What is perfect, though, is the moment the ball ripples the back of the net. When a press box sworn to stony silence breaks out into oohs and aahs at an audacious spin move. And when a fast food restaurant is working triple time, cranking out greasy burger after greasy burger, to appease a peaceful crowd of hundreds of people, brought to the same strange spot by the beautiful game.

Don’t burn those tickets.

7 Comments

  1. it is chilling to think any random 0.1 percenter can obliterate a media site as large as Gawker but on the other hand I have removed all my bookmarks already and will not shed a tear when GM is gone, litigated out of existence
    I love that PSP is basically the exact opposite of hot takes, just stay below the radar guys and you will be fine

  2. Brilliant; great article! Enjoy your long drives and traffic hassles. Good to hear how life is on the West Coast!

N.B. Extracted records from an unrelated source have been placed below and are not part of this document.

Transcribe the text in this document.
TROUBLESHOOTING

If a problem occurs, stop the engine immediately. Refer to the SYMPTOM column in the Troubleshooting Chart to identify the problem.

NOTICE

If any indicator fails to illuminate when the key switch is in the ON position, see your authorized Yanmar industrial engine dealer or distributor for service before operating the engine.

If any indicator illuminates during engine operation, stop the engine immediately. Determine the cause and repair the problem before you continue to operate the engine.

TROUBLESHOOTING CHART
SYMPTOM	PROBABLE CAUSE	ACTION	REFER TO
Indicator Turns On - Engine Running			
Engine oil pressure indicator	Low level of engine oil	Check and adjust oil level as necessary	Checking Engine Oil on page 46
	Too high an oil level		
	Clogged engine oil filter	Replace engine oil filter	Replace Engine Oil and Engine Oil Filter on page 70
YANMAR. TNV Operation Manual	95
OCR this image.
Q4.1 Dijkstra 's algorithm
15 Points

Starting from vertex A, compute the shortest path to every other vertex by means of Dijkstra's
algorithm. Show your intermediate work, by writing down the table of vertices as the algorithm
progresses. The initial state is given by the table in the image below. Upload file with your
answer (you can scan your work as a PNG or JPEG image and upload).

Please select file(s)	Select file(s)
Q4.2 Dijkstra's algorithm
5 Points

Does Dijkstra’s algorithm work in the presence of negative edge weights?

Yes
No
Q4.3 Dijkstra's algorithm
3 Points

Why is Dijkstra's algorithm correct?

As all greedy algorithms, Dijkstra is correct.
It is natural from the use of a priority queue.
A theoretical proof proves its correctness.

  3. Peter, on Saturday night I had the distinct pleasure of taking in the Brazil/Ecuador game. Better yet I had an opportunity to take my young sons to their first international. Sure it is a shame the tournament is not home in South America where it belongs, and it is true we do not have the same number of supporters here that they do I South America, but we Americans are reaping the benefits. Even though Brazil and Ecuador could not find the back of the net the game was still exciting and passionate. It still left an impression on my kids, and it gave me an opportunity to witness one of the greatest soccer tournaments in the world. No mix up with anthems, corporate greed, or confederation corruption could take away from the beautiful game. I have no interest at all in Brazil or Ecuador, we were there to see the game, to live in the atmosphere, and bask in the splendor of the world’s greatest game. Don’t burn those tickets!

  4. anyone else taking in the 3 matches at the Linc?
    i bought cheap because i don’t expect it to be full, especially if the US get bounced out. Last year’s 3rd place gold cup match with the US was the saddest match i’ve attended, on many levels.
    looking forward to the other two, regardless. will just move down.

    and last night’s Argentina-Chile match was a blast. can only hope to have something that exciting here.

    • I bought the Philly Pass, and would have made an effort to get to the two non-US games, but I was able to sell the tix to a Columbian guy. Regardless, having a tournament of this magnitude in our country is really an awesome thing and to shit on it (Deadspin) is really unnecessary. Just enjoy. I’ll be there Saturday! Hope the US wins tonight cause Saturday will be a great environment if they do.

  5. I’m a Philly transplant living in San Jose and rode the street train up to Levi’s Stadium from downtown for the opening match. While the soccer from the US wasn’t the greatest, the overall experience was something very passionate. On the train there, the Colombians were definitely the more boisterous, but the fans were split 50/50 and we did get a couple USA chants going. The train home was all Colombian songs and while I was very disappointed in the result, it was really incredible the number of songs they had and the fact that so many people knew them. I’ve been on trains to matches in Europe that were similar, but this was really something cool to see in the US (even though it wasn’t for the team I supported).
    .
    At the game, I sat with the AO and we were loud, but the number of Colombian fans spread throughout the stadium was next level. The must’ve outnumbered US fans 2 or 3 to 1. I’ll never forget Colombia scoring and scanning the stadium/hearing those fans. It really was a spectacle and while there have been disappointing matches and attendances that have been sparse, this tournament has been really cool to see. My experience at the game was something I’ll hold with me forever even if it was in a losing effort. I hope this event becomes a regular thing on the international calendar, even if it isn’t always held in the US.

  6. Zizouisgod says:

    You got to see three of the top five ranked teams and the matches were very good. That’s a huge bonus as it doesn’t always work at that way.

    If the US is somehow able to win tonight (and Paraguay gets another draw), that will make Sat’s match here meaningful which is great because the URU-VEN and PAN-CHILE both mean something to all sides involved. That’s great for fans here in Philly.